We recently released Gibraltar 2.1. During the several month preview program we used Gibraltar to gather detailed data about how the application was running and what problems users were encountering. Our Agent tracks exceptions and errors but also a lot of little details. This data got reported back to us automatically using the Hub each day after the application exited.
For each exception that got reported to us we looked at:
- Was this a distinct problem, or part of a cascade?
- Could we determine the root cause from the exception report alone?
We broadened our definition of exception to include any single error log message to include things that could have been expressed as a single exception. This is particularly important since Gibraltar supports logging exceptions as extended data on any log message severity and supports recording errors that aren’t the result of an exception. We also counted all of the session summary information (such as operating system, memory, processor architecture, etc.) as part of the exception detail.
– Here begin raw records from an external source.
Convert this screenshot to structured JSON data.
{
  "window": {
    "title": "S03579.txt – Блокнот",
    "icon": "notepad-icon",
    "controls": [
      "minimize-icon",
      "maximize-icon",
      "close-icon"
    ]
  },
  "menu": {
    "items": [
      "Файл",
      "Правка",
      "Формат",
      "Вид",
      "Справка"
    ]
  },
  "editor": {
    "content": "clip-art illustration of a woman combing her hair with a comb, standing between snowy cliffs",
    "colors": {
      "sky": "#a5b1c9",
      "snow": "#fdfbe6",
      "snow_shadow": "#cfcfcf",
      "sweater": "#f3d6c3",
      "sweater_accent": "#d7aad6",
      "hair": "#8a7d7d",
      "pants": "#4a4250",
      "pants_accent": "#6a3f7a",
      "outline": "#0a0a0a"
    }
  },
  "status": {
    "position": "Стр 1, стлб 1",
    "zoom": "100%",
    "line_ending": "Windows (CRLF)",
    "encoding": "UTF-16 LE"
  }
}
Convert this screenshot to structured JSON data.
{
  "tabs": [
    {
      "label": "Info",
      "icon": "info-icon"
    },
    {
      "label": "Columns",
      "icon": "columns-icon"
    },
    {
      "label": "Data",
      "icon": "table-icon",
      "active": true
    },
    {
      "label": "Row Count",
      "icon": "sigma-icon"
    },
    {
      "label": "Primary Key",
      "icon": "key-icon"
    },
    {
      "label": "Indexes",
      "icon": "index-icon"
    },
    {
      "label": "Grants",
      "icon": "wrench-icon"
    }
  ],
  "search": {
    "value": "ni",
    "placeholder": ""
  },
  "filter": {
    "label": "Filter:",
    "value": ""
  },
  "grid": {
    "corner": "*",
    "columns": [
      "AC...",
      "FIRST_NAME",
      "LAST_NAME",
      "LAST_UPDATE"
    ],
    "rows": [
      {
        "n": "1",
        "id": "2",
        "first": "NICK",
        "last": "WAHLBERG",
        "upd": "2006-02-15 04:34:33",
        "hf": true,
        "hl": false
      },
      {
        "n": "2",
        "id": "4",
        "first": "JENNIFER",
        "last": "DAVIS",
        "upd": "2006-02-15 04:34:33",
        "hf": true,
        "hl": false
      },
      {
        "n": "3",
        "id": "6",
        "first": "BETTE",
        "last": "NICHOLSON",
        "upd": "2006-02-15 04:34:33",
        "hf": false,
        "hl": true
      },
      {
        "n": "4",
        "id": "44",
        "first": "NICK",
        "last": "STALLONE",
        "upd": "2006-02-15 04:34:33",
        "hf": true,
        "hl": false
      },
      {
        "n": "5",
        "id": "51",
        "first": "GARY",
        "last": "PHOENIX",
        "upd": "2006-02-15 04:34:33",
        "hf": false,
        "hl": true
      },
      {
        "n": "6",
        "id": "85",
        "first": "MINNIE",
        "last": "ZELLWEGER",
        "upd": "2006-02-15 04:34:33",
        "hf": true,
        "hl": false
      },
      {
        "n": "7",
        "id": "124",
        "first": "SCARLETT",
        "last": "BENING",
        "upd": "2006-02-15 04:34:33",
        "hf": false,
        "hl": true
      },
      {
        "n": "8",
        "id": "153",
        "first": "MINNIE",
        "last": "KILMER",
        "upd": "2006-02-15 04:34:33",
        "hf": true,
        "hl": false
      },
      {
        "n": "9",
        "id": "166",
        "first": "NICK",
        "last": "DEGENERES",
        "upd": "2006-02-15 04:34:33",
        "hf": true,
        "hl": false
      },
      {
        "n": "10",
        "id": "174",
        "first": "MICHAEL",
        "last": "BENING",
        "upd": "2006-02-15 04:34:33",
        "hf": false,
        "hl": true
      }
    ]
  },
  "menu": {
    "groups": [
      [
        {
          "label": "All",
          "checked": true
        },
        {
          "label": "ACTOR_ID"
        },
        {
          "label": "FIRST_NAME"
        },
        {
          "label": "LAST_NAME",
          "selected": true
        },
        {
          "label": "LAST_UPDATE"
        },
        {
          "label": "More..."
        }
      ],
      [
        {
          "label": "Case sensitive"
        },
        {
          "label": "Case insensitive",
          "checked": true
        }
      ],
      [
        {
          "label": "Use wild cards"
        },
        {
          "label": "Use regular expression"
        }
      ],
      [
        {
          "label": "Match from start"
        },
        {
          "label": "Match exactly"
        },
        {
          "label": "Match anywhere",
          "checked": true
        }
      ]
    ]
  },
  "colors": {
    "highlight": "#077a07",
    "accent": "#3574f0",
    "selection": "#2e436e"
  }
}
What we found is that many of the issues could be solved just from the exception – which is a great step forward from a decade ago where this type of runtime problem information wasn’t readily available. By far, having this information is dramatically better than not having it.
However, most issues required significantly more context to be categorized and resolved– 56% in our case. In a few cases – about 1 in 8 – it would have been possible to recognize cascade errors as long as you knew the exceptions happened in the same process in order. That means 49% of all issues required additional context. In most cases we needed to see several messages leading up to the problem, sometimes a range of them. In about 10% of all issues we ultimately needed data from the performance counters to identify the issue. Most commonly these were memory counters – both for the current process and for the system.
For example, when a computer gets low on memory it will start to experience all kinds of odd errors due to transient memory allocation problems. These can also happen if the current process is simply allocating memory too quickly. The first scenario is not your fault – nothing you can really do about the user chewing up all of the memory with something else. The second scenario is your fault – you need to be able to see the slope of private memory climbing before the problem and track that back to whatever your app was doing up to the point where errors started happening.
Here’s a Gibraltar Analyst screenshot from a customer who had this problem with their application:
In the end, it’s situations just like this that motivated us to design the Gibraltar Agent to be a great logging system, performance monitor, and configuration monitor out of the box. It’s great to get notified of exceptions, but it’s even better when you can fix a user’s issues instead of just better informed that there are problems you can’t nail down.